Last week, a judge ordered the release of guard body camera footage showing Neville’s fatal confrontation at the county jail, according to the Winston-Salem Journal.
One of the videos, reviewed by Oxygen.com, shows a group of guards clustered around Neville while he’s being held in a chair. There’s a restraining bag affixed to his head. Neville, wearing a dark jumpsuit, hysterically pleads with guards, telling them dozens of times, “I can’t breathe.”
Neville shouts “Help me!” and complains about his wrists as guards appear to transfer him to a holding cell and attempt to remove handcuffs that are on him.
“Get off my wrists, I can’t breathe!” he told the guards.
“You need to relax so I can get the cuffs off,” one guard responded. A moment later, Neville was told to “relax.”
His desperate cries persisted.
“Let me go!” Neville shouted.” “Let me go! I can’t breathe! Let me go! Please! Please! I can’t breathe!”
Forsyth County correctional staff, however, continued to downplay his alarm. At one point, a guard tells Neville to stop yelling, calm down, and that he’s wasting his breath.
“You’re breathing because you’re talking, you’re yelling, and you’re moving,” the prison guard told him. “You need to stop. You need to relax. Quit resisting us.”
Neville is later placed on his back. His breathing is labored and he appears to go in and out of consciousness. A nurse attempts to take his blood pressure as the 56-year-old continues to struggle and gasp for breath.
“You’re having a medical problem,” prison staff tells him. “Let medical handle this.”
He’s eventually placed in the hog-tie position by guards. The video appears to show Neville’s legs bent back towards his buttocks with his arms held behind his back.
Neville, in apparent agony, then calls out for his “mama” several times.
Neville was pronounced dead on Dec. 4, 2019 at Wake Forest Baptist Medical Center. An autopsy concluded he died due to “positional and compressional asphyxia during prone restraint,” the New York Times reported. He had been in jail on allegations he had assaulted a woman.
The family’s legal counsel said Neville shouted “I can’t breathe” 24 times. Attorney Mike Grace, described the graphic videos as displaying a “very definite lack of respect for human dignity, for human life, especially a Black human life in jail.”
“The video won’t show anyone kicking Mr. Neville or hitting Mr. Neville or actively attacking him,” Grace said in a statement, according to the Washington Post. “They just didn’t give a damn about him, and I don’t know which is worse. It was a life, according to the coroner, that he shouldn’t have died. Didn’t have to die.”
Earlier this week, prior to the video’s release, Forsyth County Sheriff Bobby Kimbrough also acknowledged and apologized for the incident.
"I apologize, again, for what took place on that day," Kimbrough said, WXII 12 reported. "I will continue to stand with you through this process. History has tied us together, forever, and I will continue to stand with you and stand on the truth and what is right."

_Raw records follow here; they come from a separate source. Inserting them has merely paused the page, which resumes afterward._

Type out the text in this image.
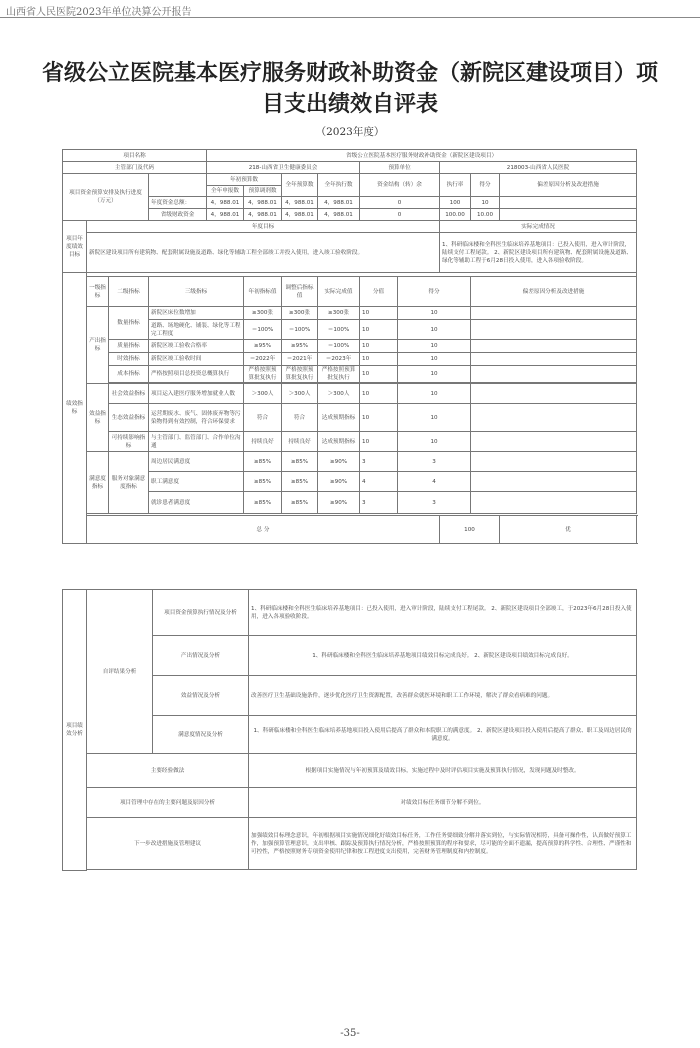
山西省人民医院2023年单位决算公开报告
省级公立医院基本医疗服务财政补助资金（新院区建设项目）项目支出绩效自评表
（2023年度）
项目名称				省级公立医院基本医疗服务财政补助资金（新院区建设项目）								
主管部门及代码				218-山西省卫生健康委员会				预算单位		218003-山西省人民医院		
项目资金预算安排及执行进度（万元）				年初预算数		全年预算数	全年执行数	资金结构（转）余		执行率	得分	偏差原因分析及改进措施
				全年申报数	预算调剂数							
			年度资金总额：	4，988.01	4，988.01	4，988.01	4，988.01	0		100	10	
			省级财政资金	4，988.01	4，988.01	4，988.01	4，988.01	0		100.00	10.00	
项目年度绩效目标	年度目标									实际完成情况		
	新院区建设项目所有建筑物、配套附属设施及道路、绿化等辅助工程全部竣工并投入使用，进入竣工验收阶段。									1、科研临床楼和全科医生临床培养基地项目：已投入使用，进入审计阶段，陆续支付工程尾款。 2、新院区建设项目所有建筑物、配套附属设施及道路、绿化等辅助工程于6月28日投入使用，进入各项验收阶段。		
绩效指标												
	一级指标	二级指标	三级指标		年初指标值	调整后指标值	实际完成值	分值	得分		偏差原因分析及改进措施	
	产出指标	数量指标	新院区床位数增加		≥300张	≥300张	≥300张	10	10			
			道路、场地硬化、铺装、绿化等工程完工程度		＝100%	＝100%	＝100%	10	10			
		质量指标	新院区竣工验收合格率		≥95%	≥95%	＝100%	10	10			
		时效指标	新院区竣工验收时间		＝2022年	＝2021年	＝2023年	10	10			
		成本指标	严格按照项目总投资总概算执行		严格按照预算批复执行	严格按照预算批复执行	严格按照预算批复执行	10	10			

	效益指标	社会效益指标	项目运入建医疗服务增加就业人数		＞300人	＞300人	＞300人	10	10			
		生态效益指标	运营期废水、废气、固体废弃物等污染物得到有效控制，符合环保要求		符合	符合	达成预期指标	10	10			
		可持续影响指标	与主管部门、监管部门、合作单位沟通		持续良好	持续良好	达成预期指标	10	10			
	满意度指标	服务对象满意度指标	周边居民满意度		≥85%	≥85%	≥90%	3	3			
			职工满意度		≥85%	≥85%	≥90%	4	4			
			就诊患者满意度		≥85%	≥85%	≥90%	3	3			

	总 分									100		优
项目绩效分析	自评结果分析	项目资金预算执行情况及分析	1、科研临床楼和全科医生临床培养基地项目：已投入使用，进入审计阶段，陆续支付工程尾款。 2、新院区建设项目全部竣工，于2023年6月28日投入使用，进入各项验收阶段。
		产出情况及分析	1、科研临床楼和全科医生临床培养基地项目绩效目标完成良好。 2、新院区建设项目绩效目标完成良好。
		效益情况及分析	改善医疗卫生基础设施条件，逐步优化医疗卫生资源配置，改善群众就医环境和职工工作环境，解决了群众看病难的问题。
		满意度情况及分析	1、科研临床楼和全科医生临床培养基地项目投入使用后提高了群众和本院职工的满意度。 2、新院区建设项目投入使用后提高了群众、职工及周边居民的满意度。
	主要经验做法		根据项目实施情况与年初预算及绩效目标，实施过程中及时评估项目实施及预算执行情况，发现问题及时整改。
	项目管理中存在的主要问题及原因分析		对绩效目标任务细节分解不到位。
	下一步改进措施及管理建议		加强绩效目标理念意识，年初根据项目实施情况细化好绩效目标任务，工作任务要细致分解并落实到位，与实际情况相符，具备可操作性，认真做好预算工作，加强预算管理意识，支出审核、跟踪及预算执行情况分析，严格按照预算的程序和要求，尽可能的全面不遗漏，提高预算的科学性、合理性、严谨性和可控性，严格按照财务专项资金使用纪律和按工程进度支出使用，完善财务管理制度和内控制度。

-35-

The sheriff’s words were welcomed by Neville’s family, according to their lawyer.
"We certainly appreciate the sheriff’s honesty, his openness and his willingness to put a little salve, a little balm on this wound for the family and to acknowledge that there were mistakes — and as the coroner said in his report, this was a man who didn’t have to die," Grace said, though he added "it won't bring John Neville back."
Following the police deaths of Eric Garner, George Floyd, and other unarmed Black men who uttered “I can’t breathe” in their final moments alive, the phrase has emerged as a symbol of police brutality — and battle cry for Black Lives Matter movement.